Point: Hillary Clinton Is Polling Ahead Of Joe Biden
Russell Kelley
For Joe Biden, the next few days will be a make or break moment for his campaign. After a bad debate performance, many high-ranking officials and Democratic donors have called for him to bow out, and for another candidate, perhaps Kamala Harris, Gretchen Whitmer, or Gavin Newsom, to step up.
But one name being floated around may surprise you. According to a recent survey, former Secretary of State Hillary Clinton is polling ahead of President Biden, and—
Counterpoint: Did Somebody Say Hillary Clinton?
Hillary Clinton
Yoo-hoo! Oh, hello there. Sorry, I didn’t mean to interrupt. I couldn’t help but overhear someone saying the name “Hillary Clinton,” and since I’m the one and only Hillary Clinton, I figured I’d pop in and see what all the fuss was about!

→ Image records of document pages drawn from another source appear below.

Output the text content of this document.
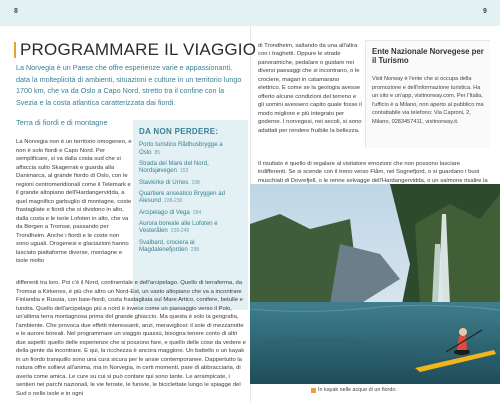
8	9
PROGRAMMARE IL VIAGGIO

La Norvegia è un Paese che offre esperienze varie e appassionanti, data la molteplicità di ambienti, situazioni e culture in un territorio lungo 1700 km, che va da Oslo a Capo Nord, stretto tra il confine con la Svezia e la costa atlantica caratterizzata dai fiordi.

Terra di fiordi e di montagne

La Norvegia non è un territorio omogeneo, e non è solo fiordi e Capo Nord. Per semplificare, si va dalla costa sud che si affaccia sullo Skagerrak e guarda alla Danimarca, al grande fiordo di Oslo, con le regioni centromeridionali come il Telemark e il grande altopiano dell'Hardangervidda, a quel magnifico garbuglio di montagne, coste frastagliate e fiordi che si dividono in alto, dalla costa e le isole Lofoten in alto, che va da Bergen a Tromsø, passando per Trondheim. Anche i fiordi e le coste non sono uguali. Orogenesi e glaciazioni hanno lasciato piattaforme diverse, montagne e isole molto

DA NON PERDERE:
Porto turistico Rådhusbrygge a Oslo 85
Strada del Mare del Nord, Nordsjøvegen 153
Stavkirke di Urnes 198
Quartiere anseatico Bryggen ad Alesund 228-230
Arcipelago di Vega 294
Aurora boreale alle Lofoten e Vesterålen 239-249
Svalbard, crociera al Magdalenefjorden 298

differenti tra loro. Poi c'è il Nord, continentale e dell'arcipelago. Quello di terraferma, da Tromsø a Kirkenes, è più che altro un Nord-Est, un vasto altopiano che va a incontrare Finlandia e Russia, con baie-fiordi, costa frastagliata sul Mare Artico, conifere, betulle e tundra. Quello dell'arcipelago più a nord è invece come un paesaggio verso il Polo, un'altima terra montagnosa prima del grande ghiaccio. Ma questa è solo la geografia, l'ambiente. Che provoca due effetti interessanti, anzi, meravigliosi: il sole di mezzanotte e le aurore boreali. Nel programmare un viaggio quassù, bisogna tenere conto di altri due aspetti: quello delle esperienze che si possono fare, e quello delle cose da vedere e della gente da incontrare. E qui, la ricchezza è ancora maggiore. Un battello o un kayak in un fiordo tranquillo sono una cura sicura per le ansie contemporanee. Dappertutto la natura offre sollievi all'anima, ma in Norvegia, in certi momenti, pare di abbracciarla, di averla come amica. Le cure su cui si può contare qui sono tante. Le arrampicate, i sentieri nei parchi nazionali, le vie ferrate, le funivie, le biciclettate lungo le spiagge del Sud o nelle isole e in ogni

di Trondheim, saltando da una all'altra con i traghetti. Oppure le strade panoramiche, pedalare o guidare nei diversi paesaggi che si incontrano, o le crociere, magari in catamarano elettrico. E come se la geologia avesse offerto alcune condizioni del terreno e gli uomini avessero capito quale fosse il modo migliore e più integrato per goderne. I norvegesi, nei secoli, si sono adattati per rendere fruibile la bellezza.

Ente Nazionale Norvegese per il Turismo

Visit Norway è l'ente che si occupa della promozione e dell'informazione turistica. Ha un sito e un'app, visitnorway.com. Per l'Italia, l'ufficio è a Milano, non aperto al pubblico ma contattabile via telefono: Via Caproni, 2, Milano, 0283457411, visitnorway.it.

Il risultato è quello di regalare al visitatore emozioni che non possono lasciare indifferenti. Se si scende con il treno verso Flåm, nel Sognefjord, o si guardano i buoi muschiati di Dovrefjell, o le renne selvagge dell'Hardangervidda, o un salmone risalire la

In kayak nelle acque di un fiordo.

So, what’s going on? Anything fun? Anything cool? Tell me, what can ol’ Hillary Clinton do for you today?
Don’t be shy. You see, I love meeting regular, everyday Americans! I was just on my way to a Goldman Sachs conference when I decided to put my ear to this wall and listen to your conversation for five minutes straight. So, what can I do you for, stranger?
Do you want a photo? Do you want to thank me for all I’ve done for women across the world and to lavish me with praise? Or do you want to tell me I should run for president?
Wait, who said anything about running for president? Certainly not me. Unless you did? Did you? Did you say I should run for president?
Did you say I should run for president? Did you say I should run for president?
Seriously, don’t let me interrupt. You were just in the middle of what must have been a very important conversation. Especially if it involved you and the American people finally honoring my God-given right to ascend to the highest office in the United States of America and rule this nation with an iron fist.
This is my fight song (hey)
Take back my life song (hey)
Prove I’m all right song (hey, ha)
My power’s turned on (hey)
Starting right now, I’ll be strong (hey)
I’ll play my fight song (hey)
And I don’t really care if nobody else believes (ha)
’Cause I’ve still got a lot of fight left in me
Anywho! I’ve got to get going. But if anyone asks, I’m 76 years old, I remember all my grandchildren’s names, and I’m totally free for the next four years. If you need me, just close your eyes, say my name three times, and I will appear.
Now, let’s Pokémon get me to the White House!